Brittany Acoff-Howard, 21, was the second state witness to accuse Balfour of trying to arrange an alibi to distance him from the South Side neighborhood when Hudson's mother, brother and nephew were shot to death.
"He told me he didn't know what I was talking about," she said.
Four minutes later, Balfour called back, she said.
"I'm not sure of the whole conversation, but I know he did ask me, 'Brittany, if anybody asks you, I've been out west all day,'" Acoff-Howard testified.
Pretrial court filings identified Acoff-Howard as a potentially hostile witness for the prosecution who had failed a polygraph test in preparation for trial.
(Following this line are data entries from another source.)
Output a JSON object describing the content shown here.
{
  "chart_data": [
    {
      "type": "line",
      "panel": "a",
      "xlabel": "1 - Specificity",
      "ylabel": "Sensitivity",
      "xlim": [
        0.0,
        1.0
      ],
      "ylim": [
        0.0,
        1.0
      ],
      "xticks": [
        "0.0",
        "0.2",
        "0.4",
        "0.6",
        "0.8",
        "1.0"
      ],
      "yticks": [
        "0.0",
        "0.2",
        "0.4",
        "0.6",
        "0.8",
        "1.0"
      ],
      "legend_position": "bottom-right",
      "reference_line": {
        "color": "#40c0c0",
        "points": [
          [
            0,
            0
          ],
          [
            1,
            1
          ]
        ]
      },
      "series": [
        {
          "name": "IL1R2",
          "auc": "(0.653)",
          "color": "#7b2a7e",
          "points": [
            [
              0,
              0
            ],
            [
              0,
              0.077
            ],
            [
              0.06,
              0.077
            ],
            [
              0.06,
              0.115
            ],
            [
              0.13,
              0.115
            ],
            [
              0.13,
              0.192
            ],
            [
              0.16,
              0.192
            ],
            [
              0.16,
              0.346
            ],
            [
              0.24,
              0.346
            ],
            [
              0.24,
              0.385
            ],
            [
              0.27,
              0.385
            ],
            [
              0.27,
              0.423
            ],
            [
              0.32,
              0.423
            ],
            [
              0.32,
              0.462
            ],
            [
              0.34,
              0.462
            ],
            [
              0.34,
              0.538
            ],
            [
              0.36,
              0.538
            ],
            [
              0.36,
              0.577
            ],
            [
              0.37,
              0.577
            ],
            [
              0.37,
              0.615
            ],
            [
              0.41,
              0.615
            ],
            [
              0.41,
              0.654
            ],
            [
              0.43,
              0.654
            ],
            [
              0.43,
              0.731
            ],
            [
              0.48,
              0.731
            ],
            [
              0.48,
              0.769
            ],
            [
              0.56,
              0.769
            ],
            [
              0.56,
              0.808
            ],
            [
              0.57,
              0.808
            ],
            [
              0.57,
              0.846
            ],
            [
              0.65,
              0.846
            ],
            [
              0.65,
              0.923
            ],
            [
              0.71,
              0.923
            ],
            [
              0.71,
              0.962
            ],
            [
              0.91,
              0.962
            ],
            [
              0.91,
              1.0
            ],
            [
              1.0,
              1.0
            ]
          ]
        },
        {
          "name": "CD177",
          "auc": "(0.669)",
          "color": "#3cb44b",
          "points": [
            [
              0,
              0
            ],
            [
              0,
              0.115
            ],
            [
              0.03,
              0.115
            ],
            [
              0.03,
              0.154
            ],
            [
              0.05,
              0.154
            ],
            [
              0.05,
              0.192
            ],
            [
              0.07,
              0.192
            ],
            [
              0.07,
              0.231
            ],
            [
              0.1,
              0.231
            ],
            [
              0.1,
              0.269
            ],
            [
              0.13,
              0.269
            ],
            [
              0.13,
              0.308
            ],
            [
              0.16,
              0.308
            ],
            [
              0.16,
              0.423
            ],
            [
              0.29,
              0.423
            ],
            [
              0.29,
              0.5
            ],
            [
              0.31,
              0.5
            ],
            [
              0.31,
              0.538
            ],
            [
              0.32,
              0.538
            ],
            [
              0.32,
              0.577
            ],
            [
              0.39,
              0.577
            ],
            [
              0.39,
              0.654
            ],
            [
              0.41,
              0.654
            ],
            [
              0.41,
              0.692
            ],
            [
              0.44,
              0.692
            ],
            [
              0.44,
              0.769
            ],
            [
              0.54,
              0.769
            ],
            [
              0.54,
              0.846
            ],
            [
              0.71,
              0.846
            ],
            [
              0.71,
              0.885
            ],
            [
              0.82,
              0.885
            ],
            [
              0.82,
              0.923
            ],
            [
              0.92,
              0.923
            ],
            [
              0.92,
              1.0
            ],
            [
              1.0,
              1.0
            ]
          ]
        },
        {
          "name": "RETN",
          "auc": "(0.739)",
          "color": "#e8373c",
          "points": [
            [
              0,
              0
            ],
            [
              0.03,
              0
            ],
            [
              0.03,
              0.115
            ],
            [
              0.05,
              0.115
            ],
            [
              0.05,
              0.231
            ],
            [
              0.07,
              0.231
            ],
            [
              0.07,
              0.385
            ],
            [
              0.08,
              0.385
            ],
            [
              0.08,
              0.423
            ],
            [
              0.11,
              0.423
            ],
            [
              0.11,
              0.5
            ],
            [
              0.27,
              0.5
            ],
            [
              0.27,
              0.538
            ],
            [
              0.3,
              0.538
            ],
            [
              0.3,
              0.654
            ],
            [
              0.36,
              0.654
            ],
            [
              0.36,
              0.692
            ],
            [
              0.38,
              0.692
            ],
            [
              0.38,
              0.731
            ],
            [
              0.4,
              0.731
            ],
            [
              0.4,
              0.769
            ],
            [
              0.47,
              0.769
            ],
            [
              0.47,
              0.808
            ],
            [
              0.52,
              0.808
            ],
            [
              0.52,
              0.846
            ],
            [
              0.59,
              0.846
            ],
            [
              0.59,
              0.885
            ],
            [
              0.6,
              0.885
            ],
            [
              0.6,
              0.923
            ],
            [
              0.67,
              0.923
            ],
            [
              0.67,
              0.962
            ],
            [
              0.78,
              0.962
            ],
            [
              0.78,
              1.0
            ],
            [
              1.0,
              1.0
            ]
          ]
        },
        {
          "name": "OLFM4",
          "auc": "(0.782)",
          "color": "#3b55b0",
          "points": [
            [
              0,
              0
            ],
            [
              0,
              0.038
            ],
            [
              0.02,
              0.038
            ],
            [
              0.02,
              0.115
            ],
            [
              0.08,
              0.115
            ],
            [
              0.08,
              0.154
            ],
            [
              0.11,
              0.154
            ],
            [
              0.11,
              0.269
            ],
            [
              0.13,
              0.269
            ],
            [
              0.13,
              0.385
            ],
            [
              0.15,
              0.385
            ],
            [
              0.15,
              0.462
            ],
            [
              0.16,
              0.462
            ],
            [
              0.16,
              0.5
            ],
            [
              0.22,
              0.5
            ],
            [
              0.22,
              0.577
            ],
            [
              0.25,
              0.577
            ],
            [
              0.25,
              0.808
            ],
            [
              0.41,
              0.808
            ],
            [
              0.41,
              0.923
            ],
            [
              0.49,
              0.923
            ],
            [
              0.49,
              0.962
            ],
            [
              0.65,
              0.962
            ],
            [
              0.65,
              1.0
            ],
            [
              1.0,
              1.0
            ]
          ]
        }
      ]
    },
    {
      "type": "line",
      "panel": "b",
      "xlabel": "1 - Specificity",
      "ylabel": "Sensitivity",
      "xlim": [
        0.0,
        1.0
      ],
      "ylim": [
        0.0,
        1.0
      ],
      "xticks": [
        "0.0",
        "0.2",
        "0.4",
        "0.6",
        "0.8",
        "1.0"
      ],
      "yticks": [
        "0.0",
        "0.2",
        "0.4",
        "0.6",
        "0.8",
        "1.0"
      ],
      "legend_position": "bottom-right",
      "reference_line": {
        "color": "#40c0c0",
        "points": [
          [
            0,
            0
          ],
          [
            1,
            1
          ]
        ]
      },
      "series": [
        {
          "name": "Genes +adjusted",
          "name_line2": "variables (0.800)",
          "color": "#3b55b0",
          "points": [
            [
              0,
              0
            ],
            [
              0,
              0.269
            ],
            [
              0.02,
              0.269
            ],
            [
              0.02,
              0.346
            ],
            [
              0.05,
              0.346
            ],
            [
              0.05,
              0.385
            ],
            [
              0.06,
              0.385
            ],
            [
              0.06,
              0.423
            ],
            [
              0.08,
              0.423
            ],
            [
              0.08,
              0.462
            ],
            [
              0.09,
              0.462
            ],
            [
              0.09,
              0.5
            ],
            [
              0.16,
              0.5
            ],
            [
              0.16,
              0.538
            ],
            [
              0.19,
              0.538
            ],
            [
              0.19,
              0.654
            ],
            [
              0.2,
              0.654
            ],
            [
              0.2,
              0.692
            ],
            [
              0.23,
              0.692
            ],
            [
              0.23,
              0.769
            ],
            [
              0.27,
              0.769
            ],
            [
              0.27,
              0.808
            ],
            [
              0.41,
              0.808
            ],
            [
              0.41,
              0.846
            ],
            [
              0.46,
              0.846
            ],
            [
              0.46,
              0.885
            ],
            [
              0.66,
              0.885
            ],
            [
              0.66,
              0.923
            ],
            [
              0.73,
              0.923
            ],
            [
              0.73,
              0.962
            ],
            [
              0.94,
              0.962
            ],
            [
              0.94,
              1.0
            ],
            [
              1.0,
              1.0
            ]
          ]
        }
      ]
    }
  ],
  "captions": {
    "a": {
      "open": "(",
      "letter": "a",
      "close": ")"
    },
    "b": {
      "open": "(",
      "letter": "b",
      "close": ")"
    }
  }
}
On Wednesday, Assistant State's Attorney James McKay stood next to the witness stand and glared at her as she testified she could not remember anything else that Balfour said in their three-minute conversation that day.
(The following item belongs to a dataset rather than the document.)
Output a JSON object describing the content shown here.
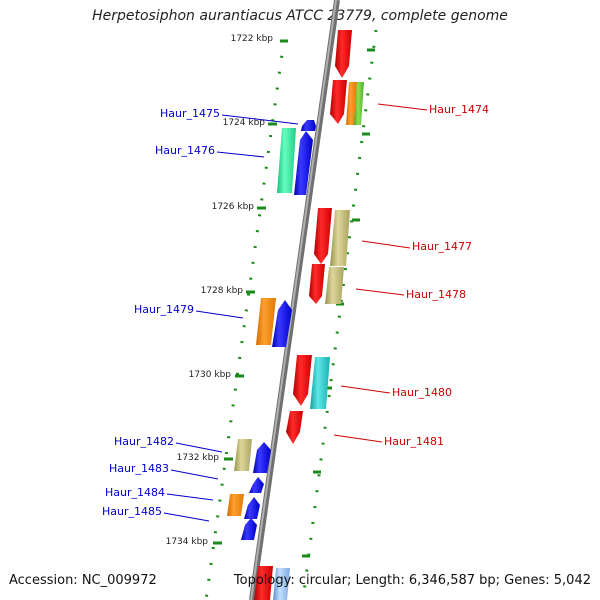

McKay finished by asking Acoff-Howard about a prom dress Balfour had helped purchase. She agreed that he did nice things for her.
"He asked you to lie for him, didn't he?" McKay asked.
"Yes," Acoff-Howard replied curtly.
Balfour, 30, is accused of fatally shooting Hudson's brother, Jason Hudson, 29, and mother Darnell Donerson, 57, in the family's Englewood home before kidnapping and killing her nephew, 7-year-old Julian King. He was allegedly angry over the breakup of his marriage to Hudson's sister, Julia, his estranged wife, and jealous that she was seeing another man.
Acoff-Howard's mother, Lecretia Acoff, also testified that Balfour had called her while she was at work at a fast-food restaurant about 3:15 p.m. that day and asked her what had happened on Yale Avenue. Acoff said she had already heard news of the killings from a friend but played dumb with Balfour.
"I told him I didn't know. He needs to call his wife (Julia)," Acoff said.
In other testimony, Balfour's former parole agent, Kenneth Drayton, said he was supposed to meet with Balfour for a routine checkup on the afternoon of the killings. At the time, Balfour was on parole for a 1999 attempted murder conviction, a fact jurors don't know.
Drayton testified that Balfour called him about 3 p.m. — an hour after they were supposed to meet — and said he was going to have to reschedule.
"He said he was on the West Side of Chicago baby-sitting," Drayton said.
Also Wednesday, Illinois State Police forensic analyst Pauline Gordon told jurors that the alleged murder weapon, a .45-caliber Sig Sauer pistol that had belonged to Jason Hudson, had a small amount of DNA that was not Balfour's. She explained that DNA would likely not be present if the killer was wearing gloves or had wiped off the weapon. DNA can also degrade quickly if it is exposed to weather, she said.
The gun was found in a weedy vacant lot about a block from where Jason Hudson's stolen SUV containing Julian's body had been left.
Gordon also tested swabs from the SUV's door handles, the rearview mirror, gear shift and other areas that might have been touched by the killer, as well as pop bottles, a cigarette butt and used tissue that were found strewn about the vehicle. But none of the samples matched Balfour's DNA, she said.